I can see know why PP might use it to advise women what to expect in abortion?
Lil, it's not the EMBRYO that looked like a blood clot. It was the placenta that it was wrapped in.
Why not tell a vegetarian that there's no meat in that burrito, because it's just a hunk of corn-flour flat bread? The fact that you can't SEE the meat in the burrito doesn't mean it's not there.
Lilliput, if you want to see exactly what I saw and read the detailed story of my miscarriage, click here (you can see the group of pictures by clicking on the link with the words "saw this" which is in paragraph 12.
And, as Christina pointed out, there is a difference between saying that something "looks like X" and saying that something "**is** X". Besides, I've read numerous miscarriage (and abortion) stories in which mothers were able to positively identify the baby in the midst of all the blood and clots and other tissue they passed. There was no doubt for them as to when the baby passed -- and these miscarriages or abortions happened both earlier and later in gestation than mine did.
So, even if an abortion worker were to tell the mother to expect the fetal remains to look like a blood clot, she would very likely be wrong; and if the mother asked what the baby looks like while it's still inside her, or what the baby *is* at 6-8 weeks of gestation, saying "it's basically a blood clot" is a huge lie, no matter how you slice and dice it.

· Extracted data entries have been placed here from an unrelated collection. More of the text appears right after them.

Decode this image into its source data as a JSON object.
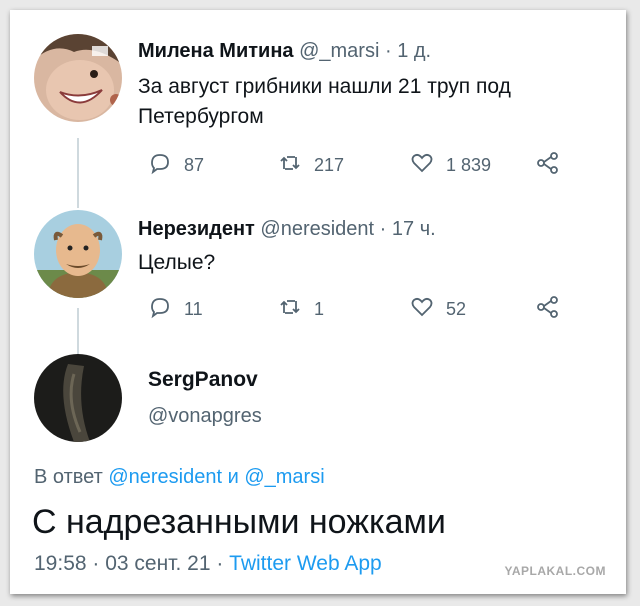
{
  "tweets": [
    {
      "name": "Милена Митина",
      "handle": "@_marsi",
      "time": "1 д.",
      "text_lines": [
        "За август грибники нашли 21 труп под",
        "Петербургом"
      ],
      "replies": "87",
      "retweets": "217",
      "likes": "1 839"
    },
    {
      "name": "Нерезидент",
      "handle": "@neresident",
      "time": "17 ч.",
      "text_lines": [
        "Целые?"
      ],
      "replies": "11",
      "retweets": "1",
      "likes": "52"
    }
  ],
  "main": {
    "name": "SergPanov",
    "handle": "@vonapgres",
    "reply_prefix": "В ответ",
    "reply_mention1": "@neresident",
    "reply_conj": "и",
    "reply_mention2": "@_marsi",
    "text": "С надрезанными ножками",
    "timestamp": "19:58 · 03 сент. 21 · ",
    "source": "Twitter Web App"
  },
  "watermark": "YAPLAKAL.COM",
  "colors": {
    "link": "#1d9bf0",
    "secondary": "#536471",
    "thread_line": "#cfd9de"
  },
  "icons": [
    "reply-icon",
    "retweet-icon",
    "like-icon",
    "share-icon"
  ]
}
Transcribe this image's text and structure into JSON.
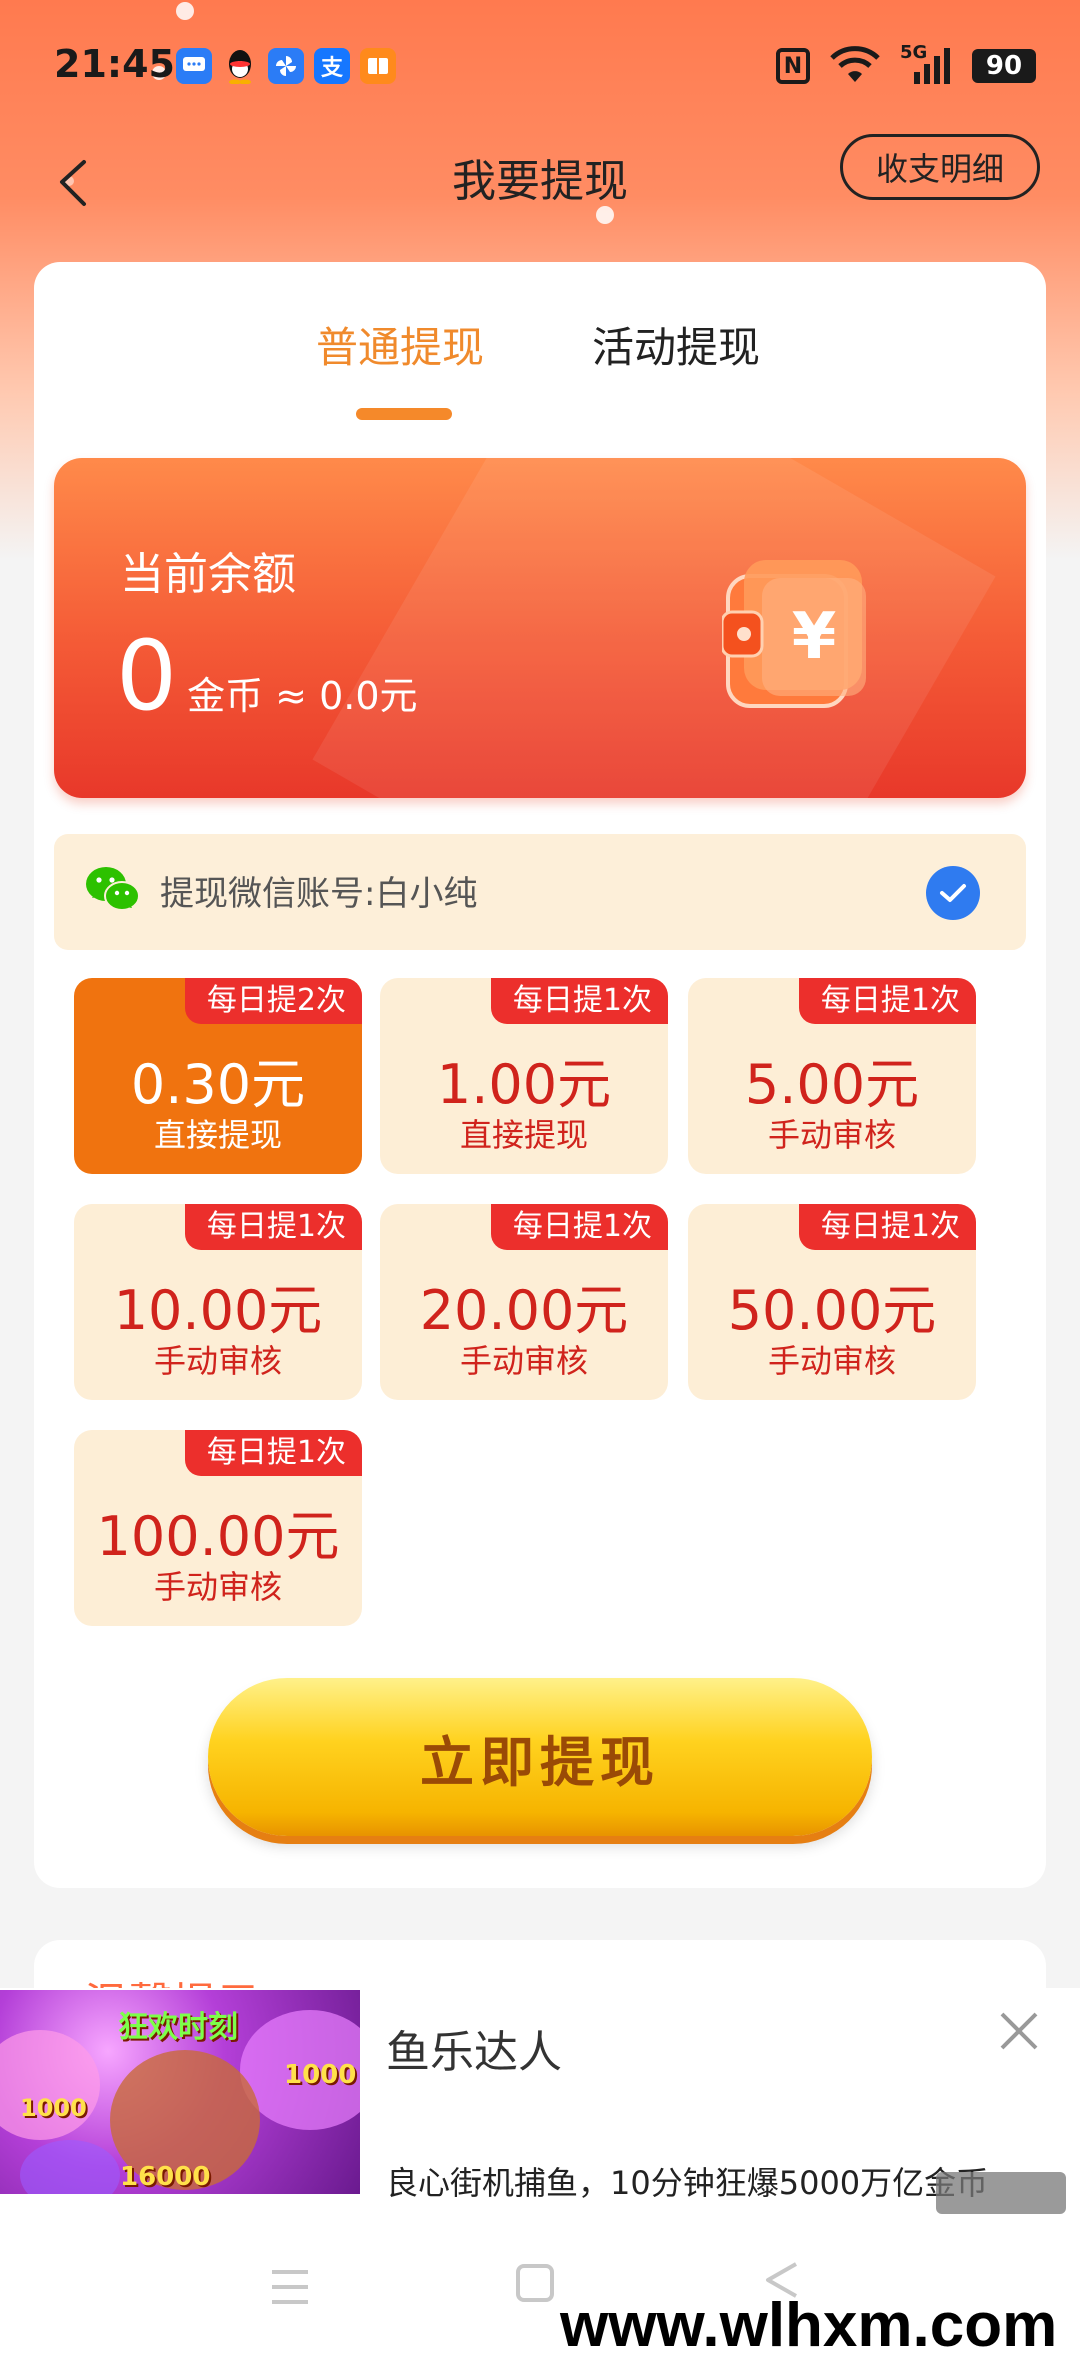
{
  "status_bar": {
    "time": "21:45",
    "notifications": [
      {
        "name": "message-icon",
        "glyph": "▪",
        "color": "#2b7cf6"
      },
      {
        "name": "qq-icon",
        "glyph": "◉",
        "color": "#1a1a1a"
      },
      {
        "name": "pinwheel-app-icon",
        "glyph": "✻",
        "color": "#2b7cf6"
      },
      {
        "name": "alipay-icon",
        "glyph": "支",
        "color": "#1677ff"
      },
      {
        "name": "book-app-icon",
        "glyph": "▤",
        "color": "#ff8a1c"
      }
    ],
    "nfc": "N",
    "network": "5G",
    "battery": "90"
  },
  "nav": {
    "title": "我要提现",
    "records_button": "收支明细"
  },
  "tabs": {
    "normal": "普通提现",
    "activity": "活动提现"
  },
  "balance": {
    "label": "当前余额",
    "value": "0",
    "unit": "金币 ≈ 0.0元"
  },
  "wechat": {
    "account_text": "提现微信账号:白小纯"
  },
  "amounts": [
    {
      "badge": "每日提2次",
      "value": "0.30元",
      "sub": "直接提现",
      "selected": true
    },
    {
      "badge": "每日提1次",
      "value": "1.00元",
      "sub": "直接提现",
      "selected": false
    },
    {
      "badge": "每日提1次",
      "value": "5.00元",
      "sub": "手动审核",
      "selected": false
    },
    {
      "badge": "每日提1次",
      "value": "10.00元",
      "sub": "手动审核",
      "selected": false
    },
    {
      "badge": "每日提1次",
      "value": "20.00元",
      "sub": "手动审核",
      "selected": false
    },
    {
      "badge": "每日提1次",
      "value": "50.00元",
      "sub": "手动审核",
      "selected": false
    },
    {
      "badge": "每日提1次",
      "value": "100.00元",
      "sub": "手动审核",
      "selected": false
    }
  ],
  "withdraw_button": "立即提现",
  "tips": {
    "title": "温馨提示"
  },
  "ad": {
    "title": "鱼乐达人",
    "description": "良心街机捕鱼，10分钟狂爆5000万亿金币",
    "image_banner": "狂欢时刻",
    "image_numbers": [
      "1000",
      "16000",
      "1000"
    ]
  },
  "watermark": "www.wlhxm.com",
  "colors": {
    "accent_orange": "#f5892a",
    "selected_card": "#f0730f",
    "badge_red": "#ec2f2c",
    "amount_text": "#d0231c",
    "button_yellow": "#ffd21f",
    "check_blue": "#2f7bf0"
  }
}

L: Either you were in a different town than me, or the woman I talked to on the phone desparately wanted me to abort, sensed I didn't want to and that my family wanted me to. I think she wanted to pull them in as allies in breaking down my resistance and gettng me aborted whether I was willing or not.
PP is known to put ethics aside if it will get an abortion sold.
This PP was in Fresno. Yours was probably in another town. Or maybe it was in the same town, and they were afriad your family would talk you out of it, so they wanted to keep them out. Differing views in the family, so different views in PP as to whether the family's input is wanted by PP.